Dans le cas de maladies anorectales structurelles, par exemple une rectocèle ou une invagination cliniquement pertinente, une procédure chirurgicale peut également être indiquée chez certains patients (par ex. une résection rectale transanale à la pince mécanique), idéalement après une discussion interdisciplinaire dans un centre du plancher pelvien certifié.

Cet article est une traduction de « der informierte arzt » 01_2020

PD Dr. med. Heiko Frühauf

Zentrum für Gastroenterologie und Hepatologie
Vulkanplatz 8
8048 Zürich

fruehauf@zgh.ch

L’ auteur a déclaré n’ avoir aucun conflit d’ intérêts en relation avec cet article.

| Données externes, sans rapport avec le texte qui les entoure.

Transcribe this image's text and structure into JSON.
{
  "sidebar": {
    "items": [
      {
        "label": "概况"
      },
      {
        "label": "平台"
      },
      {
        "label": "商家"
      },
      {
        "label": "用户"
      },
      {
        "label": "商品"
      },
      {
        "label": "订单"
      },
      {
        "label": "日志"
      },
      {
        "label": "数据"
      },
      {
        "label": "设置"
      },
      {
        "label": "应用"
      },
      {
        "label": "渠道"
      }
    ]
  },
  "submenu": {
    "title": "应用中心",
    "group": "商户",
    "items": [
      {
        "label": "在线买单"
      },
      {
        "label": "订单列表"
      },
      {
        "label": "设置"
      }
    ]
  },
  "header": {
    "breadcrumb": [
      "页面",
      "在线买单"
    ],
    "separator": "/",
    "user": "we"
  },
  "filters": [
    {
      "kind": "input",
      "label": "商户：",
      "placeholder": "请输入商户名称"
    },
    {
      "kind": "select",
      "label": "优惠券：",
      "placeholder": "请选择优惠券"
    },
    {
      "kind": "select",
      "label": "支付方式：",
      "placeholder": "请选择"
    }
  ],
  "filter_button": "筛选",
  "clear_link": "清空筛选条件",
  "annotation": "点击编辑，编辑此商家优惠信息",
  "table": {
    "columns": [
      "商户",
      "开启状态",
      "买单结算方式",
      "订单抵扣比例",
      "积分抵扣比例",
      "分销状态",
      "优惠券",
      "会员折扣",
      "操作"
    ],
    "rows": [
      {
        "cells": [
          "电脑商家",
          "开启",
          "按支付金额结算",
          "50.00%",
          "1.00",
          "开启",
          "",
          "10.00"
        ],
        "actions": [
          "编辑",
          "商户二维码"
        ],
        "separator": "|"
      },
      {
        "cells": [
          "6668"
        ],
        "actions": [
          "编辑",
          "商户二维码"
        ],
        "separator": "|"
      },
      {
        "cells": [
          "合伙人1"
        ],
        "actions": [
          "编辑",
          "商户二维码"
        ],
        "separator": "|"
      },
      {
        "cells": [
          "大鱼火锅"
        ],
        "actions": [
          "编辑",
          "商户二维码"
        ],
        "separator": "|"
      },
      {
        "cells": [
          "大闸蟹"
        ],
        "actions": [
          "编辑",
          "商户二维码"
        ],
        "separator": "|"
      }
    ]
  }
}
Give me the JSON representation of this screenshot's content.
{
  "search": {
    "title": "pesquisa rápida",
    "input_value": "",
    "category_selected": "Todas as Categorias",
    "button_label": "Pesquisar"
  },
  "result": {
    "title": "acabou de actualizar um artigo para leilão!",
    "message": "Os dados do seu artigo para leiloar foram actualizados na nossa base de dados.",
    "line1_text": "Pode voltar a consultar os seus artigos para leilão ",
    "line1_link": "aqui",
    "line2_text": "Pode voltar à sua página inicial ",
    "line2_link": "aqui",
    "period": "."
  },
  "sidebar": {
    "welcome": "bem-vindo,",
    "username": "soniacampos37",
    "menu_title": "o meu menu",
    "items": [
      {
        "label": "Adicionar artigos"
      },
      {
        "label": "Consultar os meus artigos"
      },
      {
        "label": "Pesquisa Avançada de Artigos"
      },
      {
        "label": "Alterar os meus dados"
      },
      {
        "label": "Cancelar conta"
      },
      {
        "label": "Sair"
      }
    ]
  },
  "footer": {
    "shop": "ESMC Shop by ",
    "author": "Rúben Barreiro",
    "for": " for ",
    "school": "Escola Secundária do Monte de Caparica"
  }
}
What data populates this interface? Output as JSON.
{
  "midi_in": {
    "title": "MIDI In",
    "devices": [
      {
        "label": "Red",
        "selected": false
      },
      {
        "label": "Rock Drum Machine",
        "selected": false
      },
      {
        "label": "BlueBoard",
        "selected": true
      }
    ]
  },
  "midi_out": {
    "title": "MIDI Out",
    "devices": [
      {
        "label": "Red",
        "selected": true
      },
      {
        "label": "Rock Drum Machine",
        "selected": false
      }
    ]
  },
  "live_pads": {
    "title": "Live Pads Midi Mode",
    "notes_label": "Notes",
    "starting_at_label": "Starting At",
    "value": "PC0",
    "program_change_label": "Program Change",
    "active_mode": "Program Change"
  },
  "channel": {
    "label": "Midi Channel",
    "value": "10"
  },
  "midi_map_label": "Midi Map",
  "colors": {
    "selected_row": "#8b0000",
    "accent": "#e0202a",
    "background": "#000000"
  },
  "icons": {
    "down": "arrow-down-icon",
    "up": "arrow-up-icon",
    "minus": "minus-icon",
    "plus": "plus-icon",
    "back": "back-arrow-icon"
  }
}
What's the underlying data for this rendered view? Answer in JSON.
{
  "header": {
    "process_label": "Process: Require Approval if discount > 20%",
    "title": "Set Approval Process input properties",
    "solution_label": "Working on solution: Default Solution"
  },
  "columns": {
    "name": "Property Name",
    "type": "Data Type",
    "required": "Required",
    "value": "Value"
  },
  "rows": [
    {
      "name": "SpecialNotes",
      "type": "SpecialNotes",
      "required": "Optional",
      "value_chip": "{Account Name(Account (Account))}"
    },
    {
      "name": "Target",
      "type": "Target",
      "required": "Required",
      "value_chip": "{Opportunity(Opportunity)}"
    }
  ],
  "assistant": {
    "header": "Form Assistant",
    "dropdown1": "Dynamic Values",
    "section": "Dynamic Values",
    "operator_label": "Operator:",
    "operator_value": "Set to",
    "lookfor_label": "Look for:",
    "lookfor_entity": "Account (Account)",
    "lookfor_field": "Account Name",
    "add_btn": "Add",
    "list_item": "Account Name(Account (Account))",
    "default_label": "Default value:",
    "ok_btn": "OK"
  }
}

  • Pour un traitement différencié de la constipation, il est important de connaître l’ étiologie sous-jacente et d’ exclure les causes secondaires, en particulier les médicaments et le carcinome du côlon.
  • Outre les mesures générales et les agents gonflants, les laxatifs osmotiques tels que le Macrogol ou le lactulose, éventuellement en combinaison avec le bisacodyl (Dulcolax®), constituent la meilleure thérapie.
  • Si la thérapie standard ne conduit pas à une réponse clinique, l’ utilisation de lubiprostone (Amitiza®) ou de prucalopride (Resolor®) peut être envisagée.
  • Dans le cas du syndrome du côlon irritable à prédominance constipante, le linaclotide (Constella®) est un médicament disponible. En plus de son effet laxatif cet agent a un effet viscéral-analgésique, bien que celui-ci ne s’ installe qu’ après plusieurs semaines de traitement.
  • En l’ absence de réponse à la thérapie standard, le diagnostic fonctionnel anorectal et la défécographie par IRM peuvent fournir des informations complémentaires pertinentes pour la thérapie.